Oh yes, Dr. Williams comprehends my difficulty as no one else ever did. Why, the

Something he called sterilized Welsh rarebits

minute he takes my hand I feel so different. And he doesn't make me diet or do anything I don't like—he says I won't be a bit worse off if I do just as I please. He is so delightful I often forget he is a doctor and only think of him as a man. And, my dear, when I told him sometimes I wasn't hungry he asked for a chafing-dish and things, and made the loveliest mess—something he called sterilized Welsh rarebits—you know that's not a bit like a doctor.

Yesterday afternoon I ate two, and Henry was worried to death because I didn't eat any dinner. I nearly laughed myself into hysterics—if he only knew. And then I got so depressed and heavy I hardly slept all night—if I laugh much all at once it always upsets me.

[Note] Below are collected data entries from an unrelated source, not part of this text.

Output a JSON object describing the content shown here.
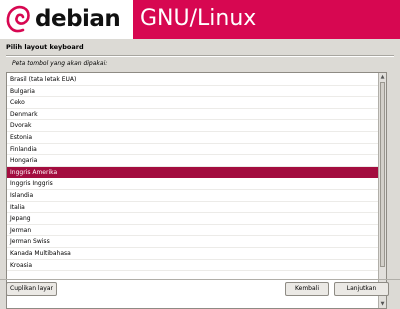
{
  "banner": {
    "logo_text": "debian",
    "os_name": "GNU/Linux",
    "colors": {
      "banner": "#d70751",
      "selection": "#a30d3f"
    }
  },
  "page": {
    "heading": "Pilih layout keyboard",
    "instruction": "Peta tombol yang akan dipakai:"
  },
  "layouts": {
    "items": [
      "Brasil (tata letak EUA)",
      "Bulgaria",
      "Ceko",
      "Denmark",
      "Dvorak",
      "Estonia",
      "Finlandia",
      "Hongaria",
      "Inggris Amerika",
      "Inggris Inggris",
      "Islandia",
      "Italia",
      "Jepang",
      "Jerman",
      "Jerman Swiss",
      "Kanada Multibahasa",
      "Kroasia"
    ],
    "selected": "Inggris Amerika"
  },
  "buttons": {
    "screenshot": "Cuplikan layar",
    "back": "Kembali",
    "next": "Lanjutkan"
  },
  "icons": {
    "scroll_up": "scroll-up-arrow-icon",
    "scroll_down": "scroll-down-arrow-icon",
    "logo": "debian-swirl-icon"
  }
}
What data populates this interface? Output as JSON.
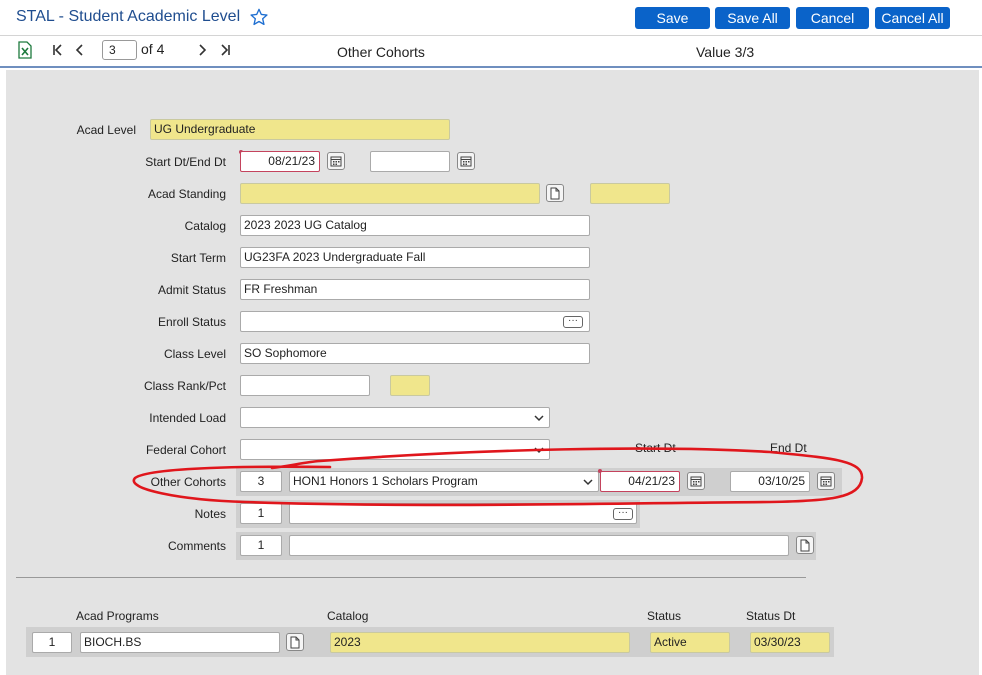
{
  "header": {
    "title": "STAL - Student Academic Level",
    "save_label": "Save",
    "save_all_label": "Save All",
    "cancel_label": "Cancel",
    "cancel_all_label": "Cancel All"
  },
  "nav": {
    "record_value": "3",
    "record_total": "of 4",
    "section_title": "Other Cohorts",
    "value_indicator": "Value 3/3"
  },
  "form": {
    "acad_level": {
      "label": "Acad Level",
      "value": "UG Undergraduate"
    },
    "start_end_dt": {
      "label": "Start Dt/End Dt",
      "start": "08/21/23",
      "end": ""
    },
    "acad_standing": {
      "label": "Acad Standing",
      "value": "",
      "extra": ""
    },
    "catalog": {
      "label": "Catalog",
      "value": "2023 2023 UG Catalog"
    },
    "start_term": {
      "label": "Start Term",
      "value": "UG23FA 2023 Undergraduate Fall"
    },
    "admit_status": {
      "label": "Admit Status",
      "value": "FR Freshman"
    },
    "enroll_status": {
      "label": "Enroll Status",
      "value": ""
    },
    "class_level": {
      "label": "Class Level",
      "value": "SO Sophomore"
    },
    "class_rank": {
      "label": "Class Rank/Pct",
      "rank": "",
      "pct": ""
    },
    "intended_load": {
      "label": "Intended Load",
      "value": ""
    },
    "federal_cohort": {
      "label": "Federal Cohort",
      "value": ""
    },
    "other_cohorts": {
      "label": "Other Cohorts",
      "start_dt_header": "Start Dt",
      "end_dt_header": "End Dt",
      "index": "3",
      "value": "HON1 Honors 1 Scholars Program",
      "start_dt": "04/21/23",
      "end_dt": "03/10/25"
    },
    "notes": {
      "label": "Notes",
      "index": "1",
      "value": ""
    },
    "comments": {
      "label": "Comments",
      "index": "1",
      "value": ""
    }
  },
  "programs": {
    "headers": {
      "program": "Acad Programs",
      "catalog": "Catalog",
      "status": "Status",
      "status_dt": "Status Dt"
    },
    "rows": [
      {
        "index": "1",
        "program": "BIOCH.BS",
        "catalog": "2023",
        "status": "Active",
        "status_dt": "03/30/23"
      }
    ]
  },
  "colors": {
    "accent": "#0a63c9",
    "title": "#1f4d8f",
    "readonly_field": "#f0e68c",
    "required_border": "#c4435d",
    "annotation": "#e0161c"
  }
}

. . . My dear, there's the bell—I promised to tell you the moment you began to tire me—you know what I mean—your talking tire me—not you. Besides, I think that's Dr. Williams. Perhaps you'll stay some other time and meet him.—Marie—Marie—quick, bring the rose-shaded lamp from my room and put it on the table by me, and bring my deep-pink powder—the hard kind I put on with the little calvesfoot.—Hurry! Good-by, dear. Come again soon, when I am feeling stronger and can talk a little more!